Lacrymaria lacrymabunda, a species found to utilize pollen.
Over and over, when I start talking about saprotrophic fungi, I mention how their substrate is nutrient poor. Most of the carbon in wood is locked up in long polymer chains, which is never enzymatically efficient to access. These fungi are pretty limited to their substrate too, unless if they make a switch to a mycorrhizal lifestyle, but that takes hundreds of thousands of years. Advances in the field of mycology have however overturned the nutritional constraint of saprotrophic fungi. As it turns out, they are a bit opportunistic.
Fomes fomentarius; a voracious decomposer that has been shown to utilize coniferous pollen.
In 1972, Nellie Stark recorded the nutrient content of pollen from Pinus contorta, which turned out to be surprisingly rich. For every gram of pollen, there is 19.6 mg of nitrogen, 9 mg of potassium and 1.7 mg of phosphorus. A 1997 paper by Hutchison and Barron built their hypothesis around this informative bit. These authors wanted to looked closer at coniferous dominated ecosystems and the feeding ecology of saprobic fungi. Their results depict fungi that predominantly break down dead woody material to be more opportunistic than we previously thought.
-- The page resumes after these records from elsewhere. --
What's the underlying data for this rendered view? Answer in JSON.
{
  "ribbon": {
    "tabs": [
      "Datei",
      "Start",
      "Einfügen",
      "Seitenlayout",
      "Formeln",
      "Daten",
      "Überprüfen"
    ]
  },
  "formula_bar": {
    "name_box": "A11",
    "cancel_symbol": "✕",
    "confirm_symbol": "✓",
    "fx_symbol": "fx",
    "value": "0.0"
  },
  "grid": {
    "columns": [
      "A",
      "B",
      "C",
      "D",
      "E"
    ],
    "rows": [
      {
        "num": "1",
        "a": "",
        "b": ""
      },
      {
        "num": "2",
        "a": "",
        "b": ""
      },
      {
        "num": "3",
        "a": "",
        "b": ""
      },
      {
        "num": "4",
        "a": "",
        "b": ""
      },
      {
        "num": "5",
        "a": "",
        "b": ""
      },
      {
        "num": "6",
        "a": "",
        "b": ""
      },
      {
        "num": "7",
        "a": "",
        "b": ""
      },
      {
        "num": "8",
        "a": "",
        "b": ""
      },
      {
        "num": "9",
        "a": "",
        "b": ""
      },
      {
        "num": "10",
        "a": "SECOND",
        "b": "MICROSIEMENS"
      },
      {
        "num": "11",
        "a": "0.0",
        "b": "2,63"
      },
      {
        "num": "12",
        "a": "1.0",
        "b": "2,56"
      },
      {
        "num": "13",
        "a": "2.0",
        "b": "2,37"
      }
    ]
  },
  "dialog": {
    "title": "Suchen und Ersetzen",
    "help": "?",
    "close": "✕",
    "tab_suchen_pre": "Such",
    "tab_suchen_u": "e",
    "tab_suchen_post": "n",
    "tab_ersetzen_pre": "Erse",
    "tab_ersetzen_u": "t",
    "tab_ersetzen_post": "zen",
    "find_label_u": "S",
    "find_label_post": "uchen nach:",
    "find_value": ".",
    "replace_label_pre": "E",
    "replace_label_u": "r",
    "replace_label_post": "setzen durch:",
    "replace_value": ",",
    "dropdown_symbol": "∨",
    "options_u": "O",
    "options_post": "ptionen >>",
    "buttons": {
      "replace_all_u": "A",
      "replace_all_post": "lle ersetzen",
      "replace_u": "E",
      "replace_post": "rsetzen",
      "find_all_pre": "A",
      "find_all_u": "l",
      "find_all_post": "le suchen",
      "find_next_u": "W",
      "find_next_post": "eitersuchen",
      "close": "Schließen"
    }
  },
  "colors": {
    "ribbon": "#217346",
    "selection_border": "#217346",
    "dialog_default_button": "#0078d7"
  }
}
156 species of filamentous fungi from conifer-dominated environments where used in Hutchison and Barron’s study. They grew each isolate on Petri dishes filled with nutrient agar dusted with pollen from Pinus nigra. Out of the 156 species, 41 of them where recorded penetrating and consuming the contents of pollen grains. In nitrogen limited environments, this study shows that pollen supplements the nutrient requirements of some saprobic fungi. To me, the most notable discovery was the utilization of pollen in Pleurotus ostreatus. Although P. ostreatus is an enzymatically productive decomposer, it is also known to trap nematodes to accrue more nitrogen. This study shows that this single species has not only evolved mechanisms to trap and consume nematodes, but over millennia has adapted to use another pool of nitrogen-coniferous pollen.
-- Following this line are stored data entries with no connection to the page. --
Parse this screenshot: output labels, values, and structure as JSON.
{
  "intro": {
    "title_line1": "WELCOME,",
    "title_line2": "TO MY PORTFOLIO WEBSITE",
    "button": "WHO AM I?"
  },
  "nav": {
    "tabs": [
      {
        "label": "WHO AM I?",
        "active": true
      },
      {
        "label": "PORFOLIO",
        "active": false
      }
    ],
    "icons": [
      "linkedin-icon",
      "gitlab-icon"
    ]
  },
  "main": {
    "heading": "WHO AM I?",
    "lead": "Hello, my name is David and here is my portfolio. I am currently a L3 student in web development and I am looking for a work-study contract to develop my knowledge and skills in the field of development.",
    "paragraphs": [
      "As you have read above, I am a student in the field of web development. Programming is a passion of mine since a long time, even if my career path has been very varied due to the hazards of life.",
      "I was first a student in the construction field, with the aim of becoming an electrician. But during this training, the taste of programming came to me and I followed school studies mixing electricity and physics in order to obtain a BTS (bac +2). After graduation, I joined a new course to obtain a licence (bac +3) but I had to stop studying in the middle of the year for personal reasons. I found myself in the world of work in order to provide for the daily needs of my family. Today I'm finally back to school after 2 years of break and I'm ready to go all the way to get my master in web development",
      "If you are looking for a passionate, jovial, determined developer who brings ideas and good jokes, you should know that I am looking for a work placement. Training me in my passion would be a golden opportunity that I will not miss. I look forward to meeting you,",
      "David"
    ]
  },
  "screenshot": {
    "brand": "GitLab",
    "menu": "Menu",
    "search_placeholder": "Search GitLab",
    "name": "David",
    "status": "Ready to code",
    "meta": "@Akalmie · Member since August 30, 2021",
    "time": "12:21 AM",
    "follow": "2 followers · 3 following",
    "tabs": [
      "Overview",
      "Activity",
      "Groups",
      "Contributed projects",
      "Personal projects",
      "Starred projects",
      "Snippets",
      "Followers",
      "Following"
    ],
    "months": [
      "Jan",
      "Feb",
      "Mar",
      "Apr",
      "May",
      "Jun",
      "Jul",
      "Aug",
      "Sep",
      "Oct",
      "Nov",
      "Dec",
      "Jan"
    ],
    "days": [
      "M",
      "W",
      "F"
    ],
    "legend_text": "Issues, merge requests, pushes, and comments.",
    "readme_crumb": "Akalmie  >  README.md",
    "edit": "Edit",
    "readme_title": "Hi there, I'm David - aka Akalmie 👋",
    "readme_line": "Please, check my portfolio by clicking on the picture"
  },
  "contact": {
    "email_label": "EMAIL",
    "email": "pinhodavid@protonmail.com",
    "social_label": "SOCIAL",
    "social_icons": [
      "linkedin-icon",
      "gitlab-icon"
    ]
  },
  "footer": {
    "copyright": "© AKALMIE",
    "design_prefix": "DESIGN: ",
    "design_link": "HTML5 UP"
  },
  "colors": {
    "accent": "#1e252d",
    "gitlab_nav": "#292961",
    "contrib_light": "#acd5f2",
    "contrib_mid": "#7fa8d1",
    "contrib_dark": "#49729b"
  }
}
Pollen enhances ecosystem functioning in Pinus nigra dominated ecosystem in Belgium.
I titled this post, “Parasitism of Pollen” because Hutchison and Barron applied this term in the title of their 1997 paper 20 years ago. Technically, it is kind of a type of parasitism, with the fungi ruining any chance of pollination from those specific pollen grains. In reality though, the vast majority of pollen that makes it to the forest floor lose any viable chance of contributing to the coniferous gene pool. Pollen on the ground just isn’t going to come into contact with a fertile ovule. I predict that this type of “parasitism” actually benefits plant communities. Saprotrophic fungi get the nitrogen they need from pollen to synthesize the expensive enzymes required for lignin breakdown. The more pollen available, the more nitrogen some of these fungi obtain and the faster the carbon cycles in these ecosystems. Instead of carbon remaining in dead woody substrate for decades on end, pollen enhances ecosystem functioning, allowing fungi to mobilize the otherwise stagnant molecules locked up as lignin.